Tuesday, 13 January 2009

The Third Intifada… Is it time to fight back with stones?

Dima Hamdam.

On the first Friday of the Israeli onslaught on Gaza, I was watching rushes coming in from Al Aqsa mosque in Jerusalem, waiting for something to happen…

Hamas had called for a “day of anger” to protest Israel’s atrocities, and we were expecting clashes to break out between Palestinians and Israeli soldiers after Friday prayers.

Sure enough, there were clashes, and demonstrators have taken to the streets in several Palestinian cities, as well as Arab cities in the 1948-occupied territories. I thought it would gradually culminate into a mass-uprising… the third Intifada… but so far, it hasn’t.

Watching footage of young Palestinians covering their faces with Kuffiyah’s and hurling stones at the soldiers reminded me of 1987. Back then, I was a teenager living in Kuwait, and I was shocked to see Palestinian kids, younger than me, as they took to the streets, not afraid of massive Israeli tanks or soldiers carrying machine guns. This was a popular reaction to 20-years of Israeli occupation, but one incident is still widely believed to have been the “last straw” that led to the mass eruption; the killing of four Palestinian civilians by an Israeli jeep at a checkpoint in the Gaza Strip. (http://electronicintifada.net/v2/article9155.shtml)

“Four deaths! Well the death toll in Operation Cast Lead today stands at 800 and the meter’s still rolling,” I said to a friend over the telephone today. “… where is the Third Intifada?”

He said it was probably up to Khaled Meshaal to make a phone call “when the time is right” and mobilise people. But since when did the Palestinians wait for “orders” to start an uprising?
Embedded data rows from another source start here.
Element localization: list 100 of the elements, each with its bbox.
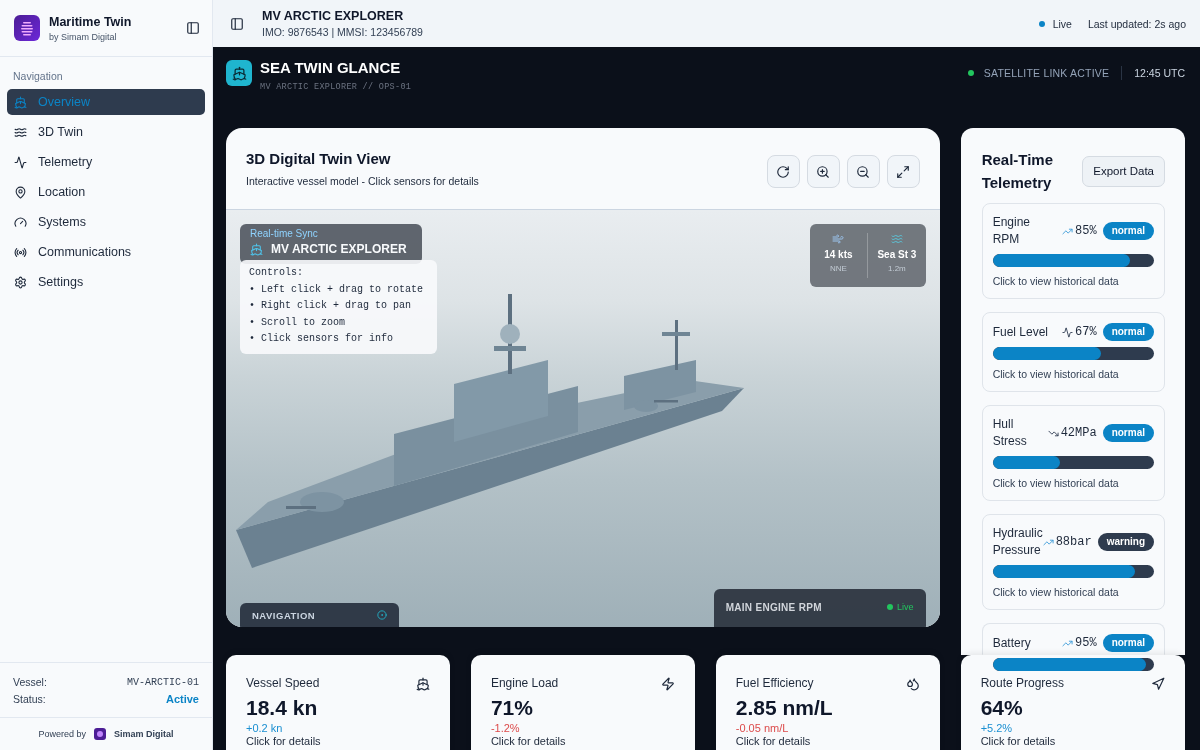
- stat-change: -1.2%: [490, 721, 520, 735]
- fullscreen-button[interactable]: [886, 155, 920, 188]
- condition-detail: NNE: [829, 264, 847, 274]
- telemetry-card[interactable]: Hydraulic Pressure 88bar warning Click to view historical data: [981, 514, 1165, 610]
- stat-card[interactable]: Route Progress 64% +5.2% Click for details: [960, 655, 1185, 750]
- powered-by-text: Powered by: [38, 729, 86, 739]
- vessel-identifiers: IMO: 9876543 | MMSI: 123456789: [262, 26, 423, 38]
- card-subtitle: Interactive vessel model - Click sensors for details: [246, 175, 479, 187]
- dashboard-title: SEA TWIN GLANCE: [260, 59, 401, 77]
- company-logo-icon: [94, 728, 106, 740]
- sidebar-toggle-icon[interactable]: [230, 16, 244, 31]
- map-pin-icon: [14, 185, 27, 199]
- wind-icon: [832, 233, 845, 245]
- nav-item[interactable]: Systems: [7, 209, 205, 235]
- nav-item[interactable]: 3D Twin: [7, 119, 205, 145]
- gauge-icon: [14, 215, 27, 229]
- ship-icon: [250, 242, 263, 256]
- nav-item[interactable]: Communications: [7, 239, 205, 265]
- stat-change: +5.2%: [980, 721, 1013, 735]
- stat-card[interactable]: Fuel Efficiency 2.85 nm/L -0.05 nm/L Click for details: [715, 655, 940, 750]
- metric-value: 85%: [1075, 224, 1097, 238]
- refresh-button[interactable]: [766, 155, 800, 188]
- metric-value: 67%: [1075, 325, 1097, 339]
- metric-label: Fuel Level: [992, 323, 1048, 341]
- dashboard-subtitle: MV ARCTIC EXPLORER // OPS-01: [260, 82, 412, 92]
- app-byline: by Simam Digital: [49, 31, 117, 42]
- condition-value: Sea St 3: [877, 248, 917, 261]
- stat-label: Vessel Speed: [246, 675, 320, 692]
- panel-title: MAIN ENGINE RPM: [725, 602, 822, 613]
- settings-icon: [14, 275, 27, 289]
- stat-hint: Click for details: [246, 735, 321, 748]
- ship-icon: [415, 676, 430, 691]
- sync-label: Real-time Sync: [250, 228, 318, 240]
- stat-card[interactable]: Vessel Speed 18.4 kn +0.2 kn Click for details: [226, 655, 450, 750]
- ship-icon: [14, 95, 27, 109]
- brand-logo-icon: [14, 15, 40, 41]
- waves-icon: [890, 233, 903, 245]
- radio-signal-icon: [14, 245, 27, 259]
- model-viewport[interactable]: Real-time Sync MV ARCTIC EXPLORER Controls: • Left click + drag to rotate • Right click + drag to pan • Scroll to zoom • Click sensors for info 14 kts NNE Sea St 3 1.2m NAVIGATION MAIN ENGINE RPM Live: [226, 209, 940, 627]
- stat-label: Fuel Efficiency: [735, 675, 814, 692]
- nav-item[interactable]: Location: [7, 179, 205, 205]
- stat-value: 2.85 nm/L: [735, 695, 833, 721]
- live-label: Live: [897, 602, 914, 612]
- nav-item[interactable]: Settings: [7, 269, 205, 295]
- stat-change: -0.05 nm/L: [735, 721, 789, 735]
- telemetry-card[interactable]: Hull Stress 42MPa normal Click to view historical data: [981, 405, 1165, 501]
- export-button[interactable]: Export Data: [1082, 155, 1165, 187]
- zoom-out-button[interactable]: [846, 155, 880, 188]
- info-value: MV-ARCTIC-01: [127, 676, 199, 688]
- info-value: Active: [165, 693, 199, 705]
- nav-item[interactable]: Telemetry: [7, 149, 205, 175]
- refresh-icon: [776, 164, 791, 179]
- info-label: Status:: [13, 693, 46, 705]
- stat-value: 64%: [980, 695, 1023, 721]
- stat-value: 18.4 kn: [246, 695, 318, 721]
- condition-detail: 1.2m: [887, 264, 906, 274]
- controls-title: Controls:: [249, 266, 303, 280]
- vessel-title: MV ARCTIC EXPLORER: [262, 9, 404, 23]
- overlay-vessel-name: MV ARCTIC EXPLORER: [271, 241, 407, 257]
- metric-value: 42MPa: [1060, 426, 1097, 440]
- activity-icon: [14, 155, 27, 169]
- company-name: Simam Digital: [114, 729, 174, 739]
- metric-label: Engine RPM: [992, 214, 1031, 248]
- utc-time: 12:45 UTC: [1134, 67, 1185, 79]
- metric-label: Battery: [992, 634, 1031, 652]
- status-badge: normal: [1102, 634, 1154, 652]
- expand-icon: [896, 164, 911, 179]
- zoom-in-button[interactable]: [806, 155, 840, 188]
- status-badge: normal: [1102, 323, 1154, 341]
- telemetry-card[interactable]: Fuel Level 67% normal Click to view historical data: [981, 312, 1165, 392]
- zoom-in-icon: [816, 164, 831, 179]
- stat-hint: Click for details: [980, 735, 1056, 748]
- metric-hint: Click to view historical data: [992, 274, 1119, 288]
- controls-item: • Right click + drag to pan: [249, 299, 412, 314]
- stat-card[interactable]: Engine Load 71% -1.2% Click for details: [470, 655, 695, 750]
- stat-label: Engine Load: [490, 675, 559, 692]
- metric-value: 95%: [1075, 636, 1097, 650]
- status-badge: normal: [1102, 424, 1154, 442]
- status-badge: normal: [1102, 222, 1154, 240]
- ship-icon: [226, 60, 252, 86]
- controls-item: • Left click + drag to rotate: [249, 282, 424, 297]
- stat-label: Route Progress: [980, 675, 1064, 692]
- app-name: Maritime Twin: [49, 14, 132, 29]
- target-icon: [377, 610, 387, 620]
- activity-icon: [1062, 326, 1074, 338]
- panel-title: NAVIGATION: [252, 609, 316, 621]
- telemetry-card[interactable]: Engine RPM 85% normal Click to view historical data: [981, 203, 1165, 299]
- stat-hint: Click for details: [735, 735, 811, 748]
- metric-label: Hydraulic Pressure: [992, 525, 1043, 559]
- metric-label: Hull Stress: [992, 416, 1028, 450]
- condition-value: 14 kts: [824, 248, 853, 261]
- stat-value: 71%: [490, 695, 533, 721]
- zoom-out-icon: [856, 164, 871, 179]
- card-title: 3D Digital Twin View: [246, 150, 391, 167]
- section-label: Navigation: [13, 70, 63, 82]
- info-label: Vessel:: [13, 676, 47, 688]
- waves-icon: [14, 125, 27, 139]
- metric-value: 88bar: [1055, 535, 1092, 549]
- lightning-icon: [660, 676, 675, 691]
- sidebar-toggle-icon[interactable]: [186, 21, 200, 35]
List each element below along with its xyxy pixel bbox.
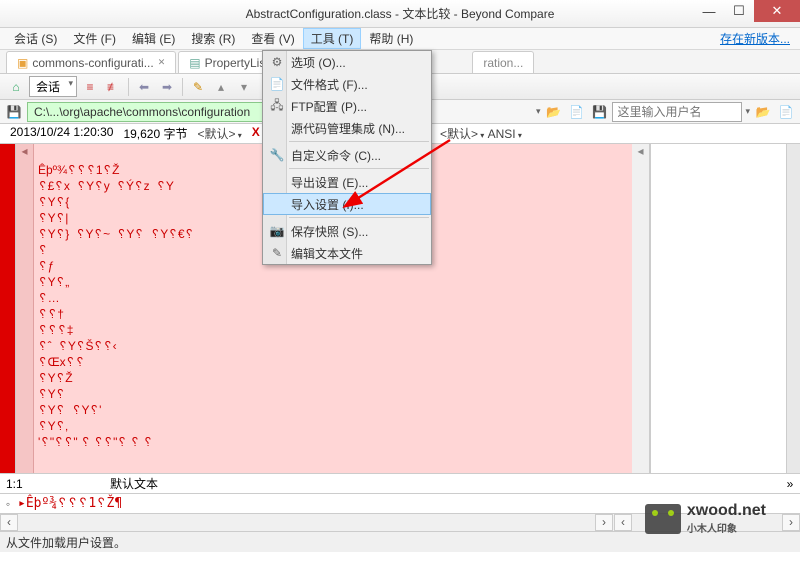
menu-import-settings[interactable]: 导入设置 (I)... bbox=[263, 193, 431, 215]
menu-view[interactable]: 查看 (V) bbox=[243, 28, 302, 49]
new-version-link[interactable]: 存在新版本... bbox=[720, 30, 790, 47]
menu-scm[interactable]: 源代码管理集成 (N)... bbox=[263, 117, 431, 139]
robot-icon bbox=[645, 504, 681, 534]
open-icon[interactable]: 📂 bbox=[753, 102, 773, 122]
save-icon[interactable]: 💾 bbox=[589, 102, 609, 122]
prev-diff-icon[interactable]: ▴ bbox=[211, 77, 231, 97]
editor-status-line: 1:1 默认文本 » bbox=[0, 474, 800, 494]
save-icon[interactable]: 💾 bbox=[4, 102, 24, 122]
scroll-right-icon[interactable]: › bbox=[782, 514, 800, 531]
status-bar: 从文件加载用户设置。 bbox=[0, 532, 800, 552]
folder-icon: ▣ bbox=[17, 56, 28, 70]
network-icon: 🖧 bbox=[269, 96, 285, 117]
menu-help[interactable]: 帮助 (H) bbox=[361, 28, 421, 49]
window-titlebar: AbstractConfiguration.class - 文本比较 - Bey… bbox=[0, 0, 800, 28]
doc-icon[interactable]: 📄 bbox=[776, 102, 796, 122]
menu-options[interactable]: ⚙选项 (O)... bbox=[263, 51, 431, 73]
doc-icon: ▤ bbox=[189, 56, 200, 70]
menu-save-snapshot[interactable]: 📷保存快照 (S)... bbox=[263, 220, 431, 242]
menu-search[interactable]: 搜索 (R) bbox=[183, 28, 243, 49]
menu-file[interactable]: 文件 (F) bbox=[65, 28, 124, 49]
menu-tools[interactable]: 工具 (T) bbox=[303, 28, 362, 49]
copy-right-icon[interactable]: ➡ bbox=[157, 77, 177, 97]
scroll-left-icon[interactable]: ‹ bbox=[0, 514, 18, 531]
home-icon[interactable]: ⌂ bbox=[6, 77, 26, 97]
encoding-left-dropdown[interactable]: <默认> bbox=[197, 125, 241, 142]
right-editor[interactable]: xwood.net小木人印象 bbox=[650, 144, 786, 473]
encoding-right-dropdown[interactable]: <默认> bbox=[440, 127, 484, 141]
wrench-icon: 🔧 bbox=[269, 148, 285, 162]
file-size: 19,620 字节 bbox=[123, 125, 187, 142]
username-input[interactable] bbox=[612, 102, 742, 122]
window-title: AbstractConfiguration.class - 文本比较 - Bey… bbox=[246, 5, 555, 22]
file-tab[interactable]: ration... bbox=[472, 51, 534, 73]
doc-icon[interactable]: 📄 bbox=[566, 102, 586, 122]
bottom-preview-text: ▸Êþº¾␦␦␦1␦Ž¶ bbox=[16, 496, 122, 511]
menu-export-settings[interactable]: 导出设置 (E)... bbox=[263, 171, 431, 193]
file-type: 默认文本 bbox=[110, 475, 780, 492]
expand-icon[interactable]: » bbox=[780, 477, 800, 491]
file-date: 2013/10/24 1:20:30 bbox=[10, 125, 113, 142]
line-gutter-left: ◂ bbox=[16, 144, 34, 473]
minimize-button[interactable]: — bbox=[694, 0, 724, 22]
diff-overview-right[interactable] bbox=[786, 144, 800, 473]
file-tab[interactable]: ▣commons-configurati...✕ bbox=[6, 51, 176, 73]
diff-marker: X bbox=[252, 125, 260, 142]
line-icon: ◦ bbox=[0, 497, 16, 511]
menu-file-format[interactable]: 📄文件格式 (F)... bbox=[263, 73, 431, 95]
status-message: 从文件加载用户设置。 bbox=[6, 534, 126, 551]
copy-left-icon[interactable]: ⬅ bbox=[134, 77, 154, 97]
diff-icon[interactable]: ≢ bbox=[103, 77, 123, 97]
menu-edit-text-file[interactable]: ✎编辑文本文件 bbox=[263, 242, 431, 264]
maximize-button[interactable]: ☐ bbox=[724, 0, 754, 22]
doc-icon: 📄 bbox=[269, 77, 285, 91]
scroll-right-icon[interactable]: › bbox=[595, 514, 613, 531]
tools-dropdown-menu: ⚙选项 (O)... 📄文件格式 (F)... 🖧FTP配置 (P)... 源代… bbox=[262, 50, 432, 265]
menu-ftp-config[interactable]: 🖧FTP配置 (P)... bbox=[263, 95, 431, 117]
open-icon[interactable]: 📂 bbox=[543, 102, 563, 122]
diff-all-icon[interactable]: ≡ bbox=[80, 77, 100, 97]
watermark: xwood.net小木人印象 bbox=[645, 502, 766, 535]
line-gutter-right: ◂ bbox=[632, 144, 650, 473]
cursor-position: 1:1 bbox=[0, 477, 110, 491]
diff-overview-left[interactable] bbox=[0, 144, 16, 473]
menu-custom-commands[interactable]: 🔧自定义命令 (C)... bbox=[263, 144, 431, 166]
session-dropdown[interactable]: 会话 bbox=[29, 76, 77, 97]
close-button[interactable]: ✕ bbox=[754, 0, 800, 22]
edit-icon: ✎ bbox=[269, 246, 285, 260]
gear-icon: ⚙ bbox=[269, 55, 285, 69]
menu-bar: 会话 (S) 文件 (F) 编辑 (E) 搜索 (R) 查看 (V) 工具 (T… bbox=[0, 28, 800, 50]
menu-edit[interactable]: 编辑 (E) bbox=[124, 28, 183, 49]
close-icon[interactable]: ✕ bbox=[158, 57, 166, 68]
camera-icon: 📷 bbox=[269, 224, 285, 238]
menu-session[interactable]: 会话 (S) bbox=[6, 28, 65, 49]
next-diff-icon[interactable]: ▾ bbox=[234, 77, 254, 97]
scroll-left-icon[interactable]: ‹ bbox=[614, 514, 632, 531]
charset-dropdown[interactable]: ANSI bbox=[488, 127, 522, 141]
edit-icon[interactable]: ✎ bbox=[188, 77, 208, 97]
They didn’t wait for it in 1987, and in fact they took all the politicians, the PLO and all the factions, by surprise. Even in the Second Intifada, the initial revolt was a mass decision, not a response to orders from Arafat or anyone. Some might want to debate the legacy of the Second Intifada, but we cannot deny that the uprising of 1987 wasn’t just a message to the occupation, but to the already-fragmented leadership that the people were united, regardless of their
political affiliations.

No doubt the situation now is very different. Palestinians in the West Bank now have to deal with both the occupation and the Palestinian National Authority. There is also a greater risk that warring factions would want to make political gains out of popular actions. Ordinary civilians might be reluctant to march or chant under political banners. Palestinian cities are now cut off from each other which probably makes it difficult to organise a mass movement. But is silence really an affordable option now?

One might ask what gains can be made from another Intifada. Will it ultimately liberate Palestine? Well maybe not, but how is it acceptable that only one party, Hamas, is doing all the fighting, and only in the Gaza Strip? What’s going on in the West Bank? More land confiscation, more settlements, and a slow and “quiet” ethnic-cleansing process is going on in East Jerusalem while the world is looking away.

I do not know when the situation will be “ripe” for a third Intifada, and whether it is still is a viable option to begin with. I must admit: I’m a Diaspora Palestinian who’s never experienced the humiliation and oppression of the occupation. No one in my immediate family is at risk. Only Palestinians living in the occupied territories could say whether there should be a Third Intifada, but I think this is an urgent question that we must discuss, and I would love to hear from people within the West Bank… let’s debate this.

I look back at pictures of youth hurling stones in the 1980s, surely some of them are now married with children, would they send their children out now? Then I look back at what Palestinians have had to endure since 1987 and I realise the price they had to pay for their resistance; young boys who’ve limbs were broken by soldiers, fighters and civilians killed in Jenin in 2002, the horrors of Operation Defensive Shield, and of course the carnage taking place in Gaza. If I was a mother living in the West Bank would I send my children out to throw stones at soldiers, knowing that I could end up a bereaved mother like hundreds of others in Gaza?…

I’ll probably never know the answer to that. However, as the carnage continues in the Gaza Strip I cannot help but look at the West bank with extreme worry… if a Third Intifada isn’t an option, are there any alternatives?

But this much I know; everything Israel has done on the ground – the isolation of Gaza, cutting off the territories, playing up the Palestinian parties against each other – ultimately aims to destroy the cohesion of Palestinian society to an extent where it no longer speaks with one voice, and is no longer a viable nation that can create its own state. Our politicians have fallen into the trap, but we, as a people, must not.

Dima Hamdan is a London-based journalist and filmmaker.